I dati sono quelli preliminari diffusi da Idc e relativi al secondo trimestre del 2018. Per una conferma dobbiamo aspettare Gartner e gli altri istituti specializzati. Ma a quanto pare Huawei ha superato Apple per la prima volta dal 2010 piazzandosi al secondo posto della classifica dei produttori di telefonini. il marchio di Cupertino che proprio ieri ha pubblicato l’ennesima trimestrale al di sopra delle aspettative ha venduto 41,3 milioni di iPhone, uno 0,7% in più rispetto ai 41 milioni spediti lo stesso anno. Huawei ha fatto meglio e ne ha venduti 54,2 milioni di unità, un balzo di enorme importanza visto che la casa cinese da un po’ ormai abitutata a veleggiare nelle parti alte della classifica nello stesso periodo dell’anno scorso aveva consegnato 38,5 milioni di telefoni.

Apple sta perdendo il suo tocco magico? Va subito detto che di solito Apple cresce e tanto dopo la presentazione dei suoi telefonini. Quindi tra tre mesi potrebbe cambiare tutto. Quando anche iPhone X sarà entrerà in gioco. La trimestrale appena chiusa suggerisce proprio questo. Semmai questa rilevazione di Idc conferma che sopra i 700 dollari e quindi se ragioniamo sull’alta gamma la torta viene spartita in tre.

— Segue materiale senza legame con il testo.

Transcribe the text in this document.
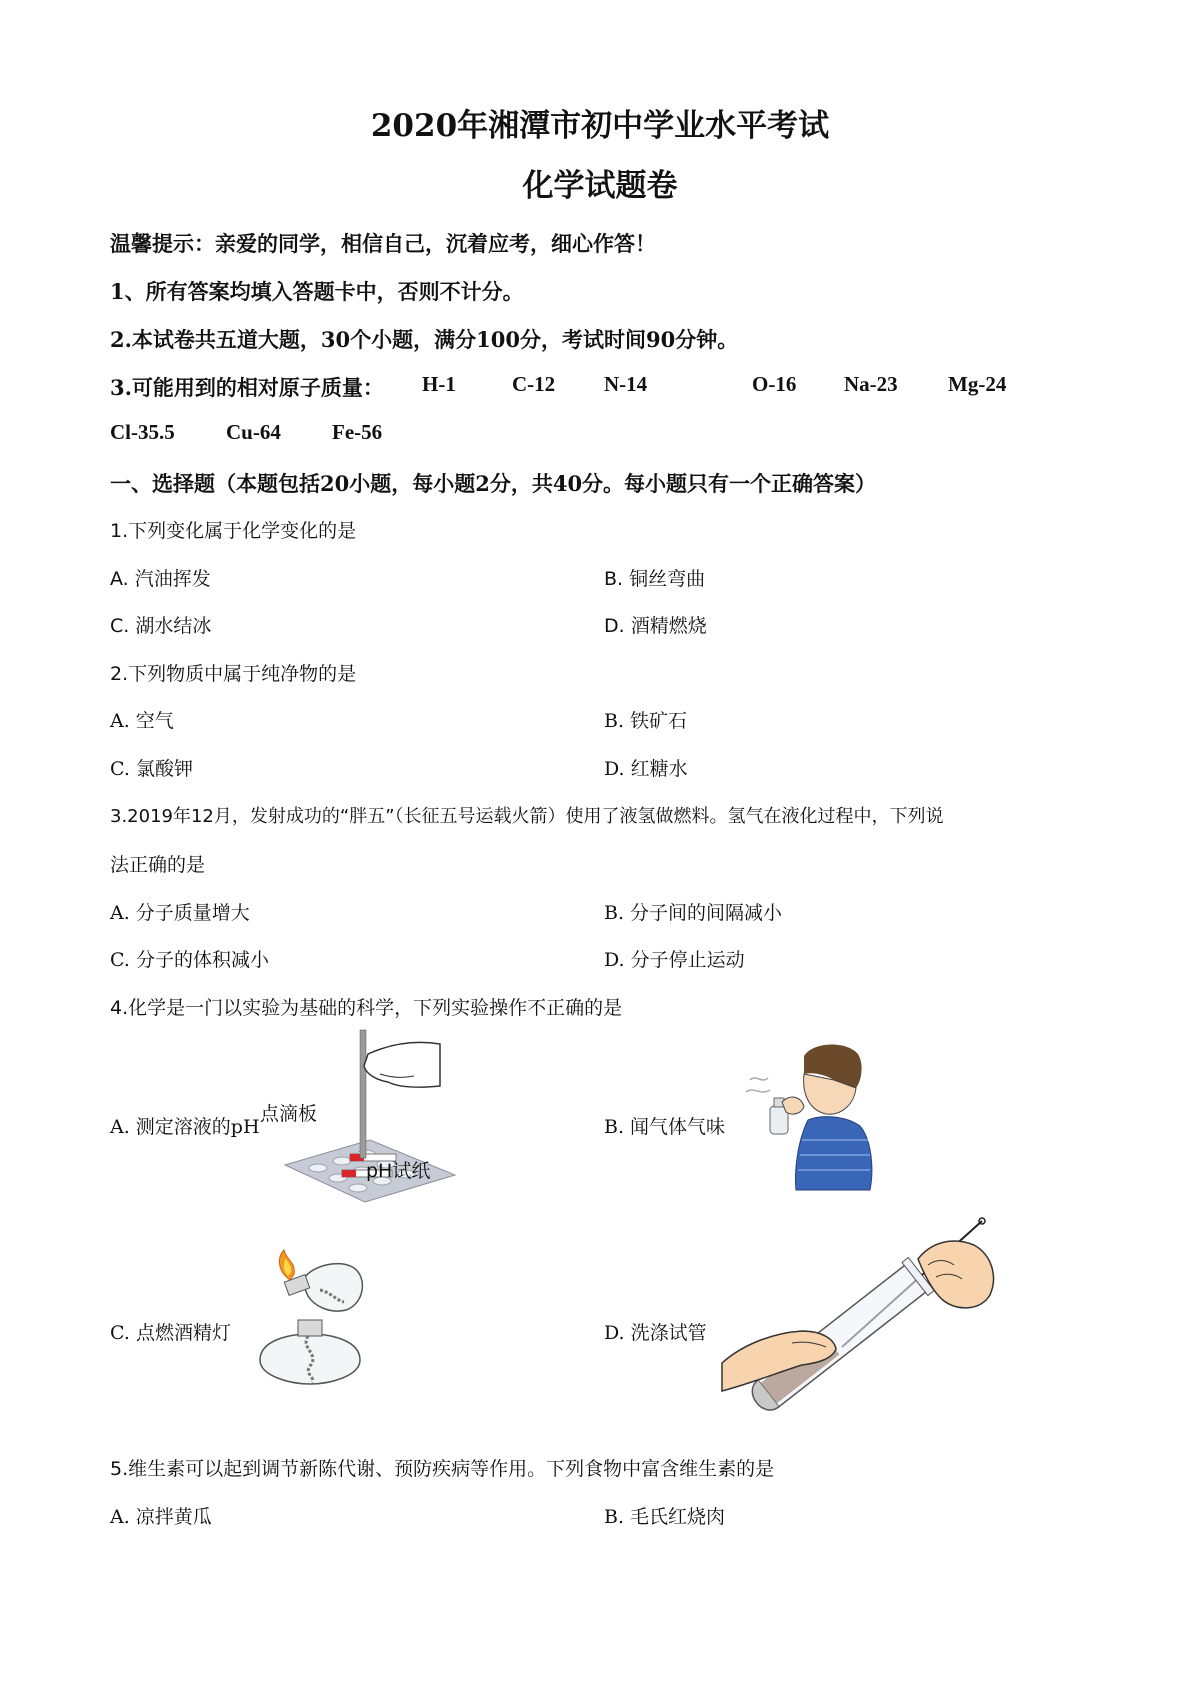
2020年湘潭市初中学业水平考试
化学试题卷
温馨提示：亲爱的同学，相信自己，沉着应考，细心作答！
1、所有答案均填入答题卡中，否则不计分。
2.本试卷共五道大题，30个小题，满分100分，考试时间90分钟。
3.可能用到的相对原子质量： H-1	C-12 N-14	O-16 Na-23 Mg-24
Cl-35.5 Cu-64 Fe-56
一、选择题（本题包括20小题，每小题2分，共40分。每小题只有一个正确答案）
1.下列变化属于化学变化的是
A. 汽油挥发	B. 铜丝弯曲
C. 湖水结冰	D. 酒精燃烧
2.下列物质中属于纯净物的是
A. 空气	B. 铁矿石
C. 氯酸钾	D. 红糖水
3.2019年12月，发射成功的“胖五”（长征五号运载火箭）使用了液氢做燃料。氢气在液化过程中，下列说
法正确的是
A. 分子质量增大	B. 分子间的间隔减小
C. 分子的体积减小	D. 分子停止运动
4.化学是一门以实验为基础的科学，下列实验操作不正确的是
A. 测定溶液的pH
点滴板
pH试纸
B. 闻气体气味
C. 点燃酒精灯	D. 洗涤试管
5.维生素可以起到调节新陈代谢、预防疾病等作用。下列食物中富含维生素的是
A. 凉拌黄瓜	B. 毛氏红烧肉
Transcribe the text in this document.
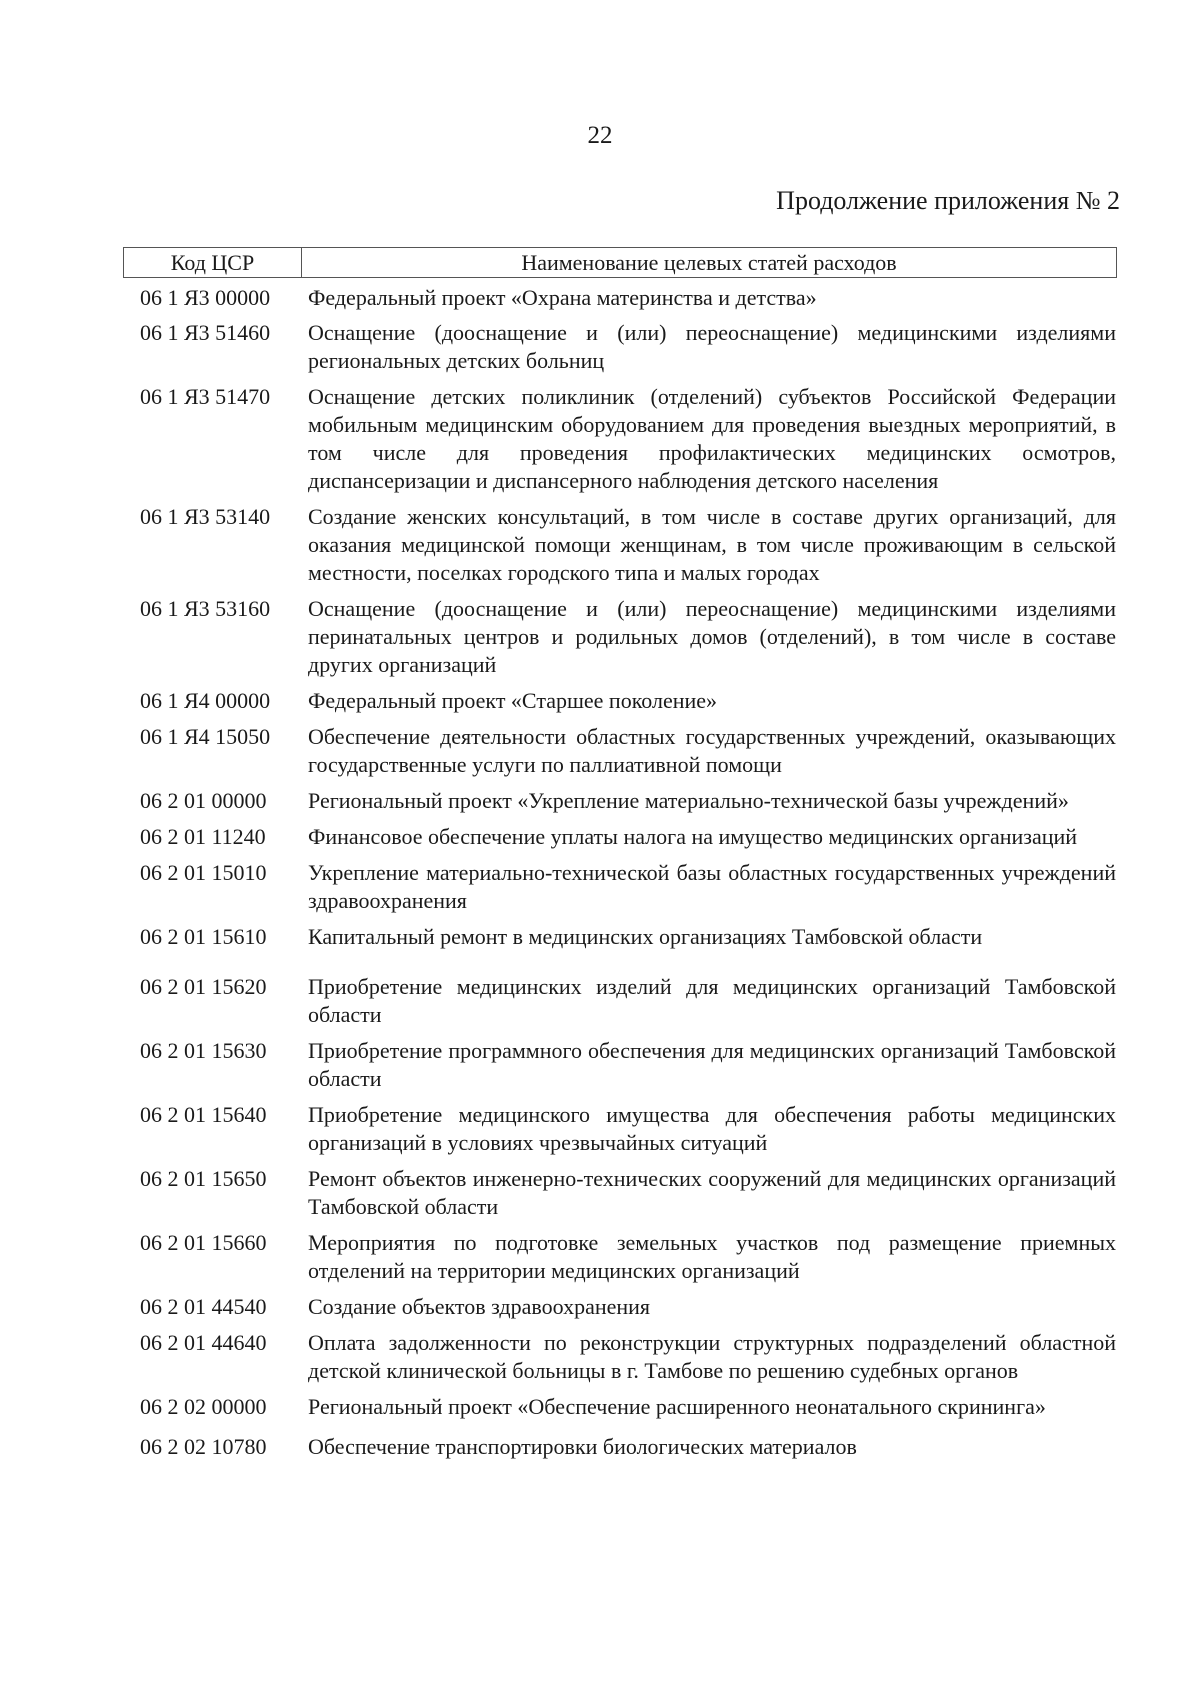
22
Продолжение приложения № 2
Код ЦСР	Наименование целевых статей расходов
06 1 Я3 00000	Федеральный проект «Охрана материнства и детства»
06 1 Я3 51460	Оснащение (дооснащение и (или) переоснащение) медицинскими изделиями региональных детских больниц
06 1 Я3 51470	Оснащение детских поликлиник (отделений) субъектов Российской Федерации мобильным медицинским оборудованием для проведения выездных мероприятий, в том числе для проведения профилактических медицинских осмотров, диспансеризации и диспансерного наблюдения детского населения
06 1 Я3 53140	Создание женских консультаций, в том числе в составе других организаций, для оказания медицинской помощи женщинам, в том числе проживающим в сельской местности, поселках городского типа и малых городах
06 1 Я3 53160	Оснащение (дооснащение и (или) переоснащение) медицинскими изделиями перинатальных центров и родильных домов (отделений), в том числе в составе других организаций
06 1 Я4 00000	Федеральный проект «Старшее поколение»
06 1 Я4 15050	Обеспечение деятельности областных государственных учреждений, оказывающих государственные услуги по паллиативной помощи
06 2 01 00000	Региональный проект «Укрепление материально-технической базы учреждений»
06 2 01 11240	Финансовое обеспечение уплаты налога на имущество медицинских организаций
06 2 01 15010	Укрепление материально-технической базы областных государственных учреждений здравоохранения
06 2 01 15610	Капитальный ремонт в медицинских организациях Тамбовской области
06 2 01 15620	Приобретение медицинских изделий для медицинских организаций Тамбовской области
06 2 01 15630	Приобретение программного обеспечения для медицинских организаций Тамбовской области
06 2 01 15640	Приобретение медицинского имущества для обеспечения работы медицинских организаций в условиях чрезвычайных ситуаций
06 2 01 15650	Ремонт объектов инженерно-технических сооружений для медицинских организаций Тамбовской области
06 2 01 15660	Мероприятия по подготовке земельных участков под размещение приемных отделений на территории медицинских организаций
06 2 01 44540	Создание объектов здравоохранения
06 2 01 44640	Оплата задолженности по реконструкции структурных подразделений областной детской клинической больницы в г. Тамбове по решению судебных органов
06 2 02 00000	Региональный проект «Обеспечение расширенного неонатального скрининга»
06 2 02 10780	Обеспечение транспортировки биологических материалов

Il fattore Cina. L’altro fattore è il mercato cinese, croce e delizia per Apple. In Cina Huawei continua a dominare con una quota di mercato del 27%, mentre a livello mondiale si limita al 15,8 per cento.

Cosa accade alla testa della classifica? Samsung resta saldamente al comando ma perde quote di mercato (- 2%) forse per i numeri non eccezionali legati al Galaxy S9. Tra pochi giorni, ricordiamo, il gigante coreano calerà l’asso con la presentazine l’8 agosto del Samsung Note 9.

La crisi dello smartphone? Alzando lo sguardo anche Idc certifica un momento di riflessione del mercato. Anche nel secondo trimestre compare il segno meno (-1,8%). Nei tre mesi precedenti, per la prima volta negli ultimi cinque anni, era comparso il segno meno (-2,4%) .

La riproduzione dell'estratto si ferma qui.